Archive for August 29th, 2010
Can We Be Healthy and Sweet?
Today’s foods are far removed from the original, as are most of our attitudes about food. Today we tend to feed out appetite instead of our body. Consider this intrusion into our diet, one having enormous impact on health and family well-being.
For millennia our ancestors searched the seasonal savannah and gathered nutrients from the bounty of Eden. Whole and unadulterated foods rich in fiber, minerals, vitamins, carbohydrates and proteins were naturally selected—a wise mix by which the miraculous (and resilient) human body adapted and thrived over eons.
Around 500 A.D., refined sugar arrived on the scene and the spice of sweetness began navigating the trade routes.
By 1647, Dr.
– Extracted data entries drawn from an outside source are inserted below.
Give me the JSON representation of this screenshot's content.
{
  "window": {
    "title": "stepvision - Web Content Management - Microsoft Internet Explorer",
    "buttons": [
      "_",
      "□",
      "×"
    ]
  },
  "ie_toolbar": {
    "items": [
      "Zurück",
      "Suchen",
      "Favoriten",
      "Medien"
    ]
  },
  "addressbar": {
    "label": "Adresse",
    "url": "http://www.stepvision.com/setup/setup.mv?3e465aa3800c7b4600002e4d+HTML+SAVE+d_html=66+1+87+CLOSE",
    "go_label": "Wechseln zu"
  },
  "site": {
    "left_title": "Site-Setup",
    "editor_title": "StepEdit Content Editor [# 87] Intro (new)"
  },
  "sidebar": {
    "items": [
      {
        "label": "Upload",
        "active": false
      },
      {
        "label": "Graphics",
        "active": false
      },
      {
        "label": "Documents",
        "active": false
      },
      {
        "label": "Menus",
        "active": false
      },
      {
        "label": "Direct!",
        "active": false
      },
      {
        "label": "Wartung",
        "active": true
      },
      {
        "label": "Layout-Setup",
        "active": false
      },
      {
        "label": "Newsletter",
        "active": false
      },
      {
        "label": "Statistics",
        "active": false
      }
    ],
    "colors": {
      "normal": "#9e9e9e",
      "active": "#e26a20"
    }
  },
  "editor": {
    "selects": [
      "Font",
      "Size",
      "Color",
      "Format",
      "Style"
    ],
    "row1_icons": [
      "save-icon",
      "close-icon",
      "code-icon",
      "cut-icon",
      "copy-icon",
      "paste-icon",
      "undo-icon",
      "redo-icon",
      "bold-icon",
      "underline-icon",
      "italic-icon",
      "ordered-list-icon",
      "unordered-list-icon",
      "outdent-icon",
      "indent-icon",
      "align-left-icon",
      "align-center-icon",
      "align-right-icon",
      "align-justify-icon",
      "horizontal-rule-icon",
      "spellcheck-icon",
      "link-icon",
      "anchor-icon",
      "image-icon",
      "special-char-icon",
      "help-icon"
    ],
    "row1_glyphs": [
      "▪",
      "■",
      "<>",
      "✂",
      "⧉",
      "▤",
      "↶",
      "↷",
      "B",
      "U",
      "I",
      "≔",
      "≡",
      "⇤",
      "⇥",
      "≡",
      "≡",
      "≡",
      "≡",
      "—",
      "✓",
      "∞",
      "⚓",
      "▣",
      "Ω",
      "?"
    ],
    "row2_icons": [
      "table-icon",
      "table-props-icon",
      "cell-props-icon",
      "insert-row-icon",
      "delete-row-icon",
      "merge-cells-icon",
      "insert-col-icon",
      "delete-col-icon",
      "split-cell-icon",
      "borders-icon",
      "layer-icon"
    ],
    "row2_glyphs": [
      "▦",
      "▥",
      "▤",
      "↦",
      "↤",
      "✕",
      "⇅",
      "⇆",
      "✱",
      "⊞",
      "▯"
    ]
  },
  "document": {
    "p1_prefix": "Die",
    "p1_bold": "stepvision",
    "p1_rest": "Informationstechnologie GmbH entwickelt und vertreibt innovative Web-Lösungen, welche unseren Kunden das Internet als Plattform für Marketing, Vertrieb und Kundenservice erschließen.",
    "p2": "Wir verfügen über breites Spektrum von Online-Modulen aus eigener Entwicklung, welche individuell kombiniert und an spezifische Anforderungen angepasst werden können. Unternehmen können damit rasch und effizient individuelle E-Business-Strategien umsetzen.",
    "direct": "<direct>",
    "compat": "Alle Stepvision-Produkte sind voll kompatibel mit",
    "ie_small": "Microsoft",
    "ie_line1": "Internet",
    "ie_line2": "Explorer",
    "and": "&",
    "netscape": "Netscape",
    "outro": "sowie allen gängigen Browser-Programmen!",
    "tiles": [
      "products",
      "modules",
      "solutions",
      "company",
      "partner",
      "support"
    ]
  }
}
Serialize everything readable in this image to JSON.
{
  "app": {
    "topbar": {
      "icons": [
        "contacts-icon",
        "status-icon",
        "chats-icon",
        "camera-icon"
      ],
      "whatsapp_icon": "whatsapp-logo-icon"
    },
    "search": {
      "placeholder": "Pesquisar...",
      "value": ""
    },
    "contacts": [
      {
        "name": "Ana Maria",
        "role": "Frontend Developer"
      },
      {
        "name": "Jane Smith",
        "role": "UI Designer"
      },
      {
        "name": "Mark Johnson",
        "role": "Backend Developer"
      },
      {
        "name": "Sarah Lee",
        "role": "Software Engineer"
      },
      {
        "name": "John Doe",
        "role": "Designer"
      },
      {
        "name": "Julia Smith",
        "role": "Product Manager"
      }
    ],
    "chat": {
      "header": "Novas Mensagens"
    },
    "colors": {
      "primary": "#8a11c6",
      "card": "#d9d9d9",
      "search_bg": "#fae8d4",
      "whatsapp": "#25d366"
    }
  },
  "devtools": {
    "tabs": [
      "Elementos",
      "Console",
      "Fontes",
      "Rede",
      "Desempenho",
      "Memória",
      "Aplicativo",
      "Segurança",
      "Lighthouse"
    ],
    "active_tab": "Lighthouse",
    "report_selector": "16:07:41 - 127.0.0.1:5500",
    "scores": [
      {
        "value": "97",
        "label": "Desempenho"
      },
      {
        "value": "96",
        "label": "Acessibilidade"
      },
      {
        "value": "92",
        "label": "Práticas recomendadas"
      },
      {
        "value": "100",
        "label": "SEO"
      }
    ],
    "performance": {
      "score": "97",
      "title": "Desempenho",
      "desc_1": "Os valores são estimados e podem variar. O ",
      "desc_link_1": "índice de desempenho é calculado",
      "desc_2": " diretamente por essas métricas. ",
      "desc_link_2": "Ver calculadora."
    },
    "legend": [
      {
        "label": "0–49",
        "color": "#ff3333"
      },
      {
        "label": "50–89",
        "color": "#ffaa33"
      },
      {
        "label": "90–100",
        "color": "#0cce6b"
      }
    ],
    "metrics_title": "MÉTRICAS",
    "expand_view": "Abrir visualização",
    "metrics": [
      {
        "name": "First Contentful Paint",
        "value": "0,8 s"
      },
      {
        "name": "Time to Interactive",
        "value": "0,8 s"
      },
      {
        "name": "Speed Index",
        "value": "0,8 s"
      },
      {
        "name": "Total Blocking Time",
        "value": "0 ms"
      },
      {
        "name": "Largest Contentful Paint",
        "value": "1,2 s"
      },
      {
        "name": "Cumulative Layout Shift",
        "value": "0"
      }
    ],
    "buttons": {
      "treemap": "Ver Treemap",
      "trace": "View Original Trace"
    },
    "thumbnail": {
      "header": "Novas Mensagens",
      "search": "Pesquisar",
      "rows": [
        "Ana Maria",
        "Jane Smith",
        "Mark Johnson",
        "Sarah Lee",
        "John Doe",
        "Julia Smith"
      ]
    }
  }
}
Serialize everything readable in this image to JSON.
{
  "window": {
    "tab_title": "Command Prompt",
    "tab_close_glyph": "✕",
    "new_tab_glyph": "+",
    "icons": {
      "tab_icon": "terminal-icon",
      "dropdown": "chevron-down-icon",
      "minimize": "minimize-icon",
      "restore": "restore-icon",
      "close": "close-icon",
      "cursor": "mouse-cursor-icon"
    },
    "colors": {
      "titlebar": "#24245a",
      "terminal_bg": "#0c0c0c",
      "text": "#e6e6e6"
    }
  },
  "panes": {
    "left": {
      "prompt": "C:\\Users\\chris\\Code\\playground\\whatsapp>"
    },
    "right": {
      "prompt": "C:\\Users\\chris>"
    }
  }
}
Thomas Willis (a medical man of considerable training) observed a disease he referred to as Diabetes and its prevalence among those who could afford to feed their sweet tooth.
By 1997, the US Department of Agriculture determined our average consumption of this new substance had reached 154 pounds per individual per year. Corporate sponsored science is always cautious to draw causality, so just let the graph speak for itself.
Natural sweeteners abound: honey, barley malt, maple, sucanat, stevia, rapidura, raw cane juice and agave—all easily replace refined sugar. Molasses, which is simply the nutrient waste of refined sugar, is a wonderful sweetener to cook with, rich in fiber and glycemic (insulin) moderators–the very nutrients our body needs to effectively mitigate the onslaught of sweet (…so why does industry take the goodness out?).
Hypothesis: can we be healthy and sweet?
Corollary: does waterless cooking retain nature’s honest sweet?
Result: Tastefully cook healthy, eat honestly, and thrive.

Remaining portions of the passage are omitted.